Roma – “La guerra già c’è, in Europa. Poi c’è un’aria di divisione, non solo in Europa ma negli stessi Paesi. La Catalogna, l’anno scorso la Scozia… Queste divisioni non dico siano pericolose ma dobbiamo studiarle bene e prima di fare un passo avanti in quella direzione bisogna cercare soluzioni percorribili“. Lo afferma Papa Francesco, nel volo di ritorno dal viaggio in Armenia, in una intervista sul ‘Il Corriere della Sera’. “Io – afferma il Santo Padre – non ho studiato quali siano i motivi del perché il Regno Unito abbia voluto prendere questa decisione. L’indipendenza si fa con l’emancipazione: per esempio, nei nostri Paesi latinoamericani, dalle corone. E questa è piu’ comprensibile. Invece la secessione di un Paese, pensiamo alla Scozia, è una balcanizzazione. Per me l’unità è superiore al conflitto, sempre. E anche la fratellanza – e qui vengo alla Unione europea -è migliore della inimicizia o delle distanze. I ponti sono migliori dei muri. Un Paese può dire io sono nella Ue ma voglio avere certe cose che sono mie, nella mia cultura. Il passo che deve fare la Ue per ritrovare la forza delle sue radici è un passo di creatività e anche di sana disunione: dare piu’ indipendenza, piu’ libertà ai Paesi, pensare un’altra forma di unione, essere creativi, nei posti di lavoro, nell’economia: in Italia il 40 per cento dei giovani sotto i 25 anni non ha lavoro. C’è qualcosa che non va in quella unione massiccia, ma non buttiamo il bambino con l’acqua sporca. Cerchiamo di creare e ricreare. Oggi le due parole chiave della Ue sono creatività e fecondità”.

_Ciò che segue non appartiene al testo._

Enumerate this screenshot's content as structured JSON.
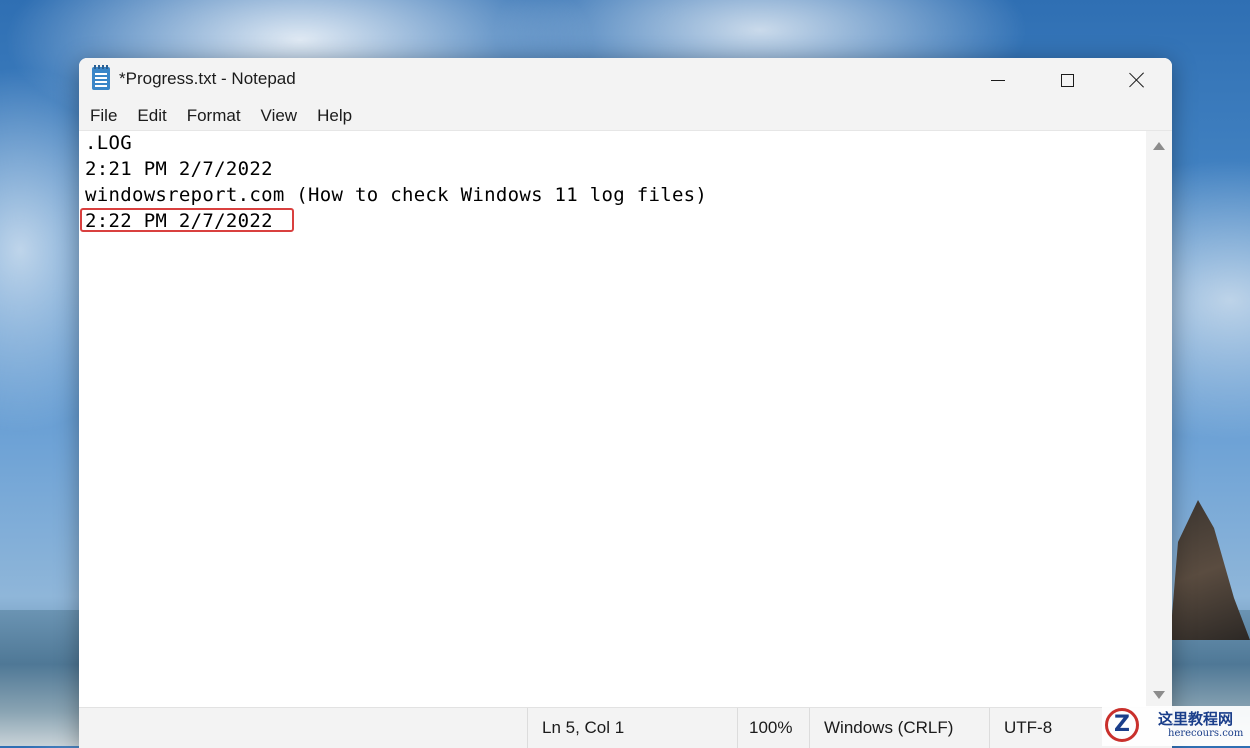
{
  "window": {
    "title": "*Progress.txt - Notepad",
    "icon": "notepad-icon",
    "controls": [
      "minimize-icon",
      "maximize-icon",
      "close-icon"
    ]
  },
  "menu": {
    "items": [
      {
        "label": "File"
      },
      {
        "label": "Edit"
      },
      {
        "label": "Format"
      },
      {
        "label": "View"
      },
      {
        "label": "Help"
      }
    ]
  },
  "editor": {
    "lines": [
      ".LOG",
      "2:21 PM 2/7/2022",
      "windowsreport.com (How to check Windows 11 log files)",
      "2:22 PM 2/7/2022"
    ],
    "highlight_color": "#d9403f"
  },
  "status": {
    "position": "Ln 5, Col 1",
    "zoom": "100%",
    "line_endings": "Windows (CRLF)",
    "encoding": "UTF-8"
  },
  "watermark": {
    "logo_letter": "Z",
    "name": "这里教程网",
    "site": "herecours.com"
  },
  "colors": {
    "chrome": "#f3f3f3",
    "text": "#1b1b1b"
  }
}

Quanto alla decisione di aggiungere la parola genocidio nel suo discorso “Ho sempre parlato – aggiunge il Papa – dei tre grandi genocidi del secolo scorso, quello armeno e poi quelli compiuti da Hitler e da Stalin. L’anno scorso ho visto che l’aveva usata San Giovanni Paolo II e ho citato la sua frase. La Turchia ha richiamato il suo ambasciatore ad Ankara, poi è tornato due o tre mesi fa, c’è stato un digiuno ambasciatoriale, il diritto alla protesta lo abbiamo tutti…Ma nel discorso volevo sottolineare un’altra cosa: in questi tre genocidi le grandi potenze internazionali guardavano da un’altra parte. Si deve fare una domanda storica: perchè non avete fatto qualcosa, voi potenze? Non è un’accusa, è una domanda. Questa parola, genocidio, io non l’ho mai detta con animo offensivo, ma oggettivamente”. Quanto al suggerimento di Monsignor Ganswein che ha lanciato l’idea di un ministero petrino condiviso “In un tempo della Chiesa – prosegue il Santo Padre – ce ne sono stati pure tre! Benedetto è Papa emerito: ha detto chiaramente che dava le sue dimissioni e si ritirava ad aiutare la Chiesa con la preghiera. Lui è per me il Papa emerito, è il nonno saggio, è l’uomo che mi custodisce le spalle e la schiena con la sua preghiera. Mai dimenticherò quel discorso ai cardinali il 28 febbraio: tra voi di sicuro ci sarà il mio successore, prometto obbedienza. E lo ha fatto. Poi ho sentito -sono dicerie, ma vanno bene col suo carattere – che alcuni sono andati là a lamentarsi del nuovo Papa e li ha cacciati via, col migliore stile bavarese, educato, ma li ha cacciati. è un uomo di parola, è retto. Io ho ringraziato pubblicamente Benedetto per avere aperto la porta ai Papi emeriti. Con l’ allungamento della vita non si può reggere la Chiesa a certe età o con acciacchi… Magari in futuro ce ne saranno due o tre, di emeriti, ma stanno li’. Però c’è un solo Papa. Questo grande uomo di preghiera e di coraggio è il Papa emerito, non il secondo Papa, un uomo che è fedele alla sua parola ed è un uomo di Dio”. Alle parole del cardinale Marx che ha detto che la Chiesa dovrebbe chiedere scusa alla comunità gay: “Io credo che non solo deve chiedere scusa a queste persone che ha offeso, ma ai poveri, alle donne e ai bambini sfruttati, di avere benedetto tante armi… Dico i cristiani, la Chiesa è santa e i peccatori siamo noi, io per primo, siamo noi cristiani a dover chiedere scusa e perdono non solo su questo”.(AGI)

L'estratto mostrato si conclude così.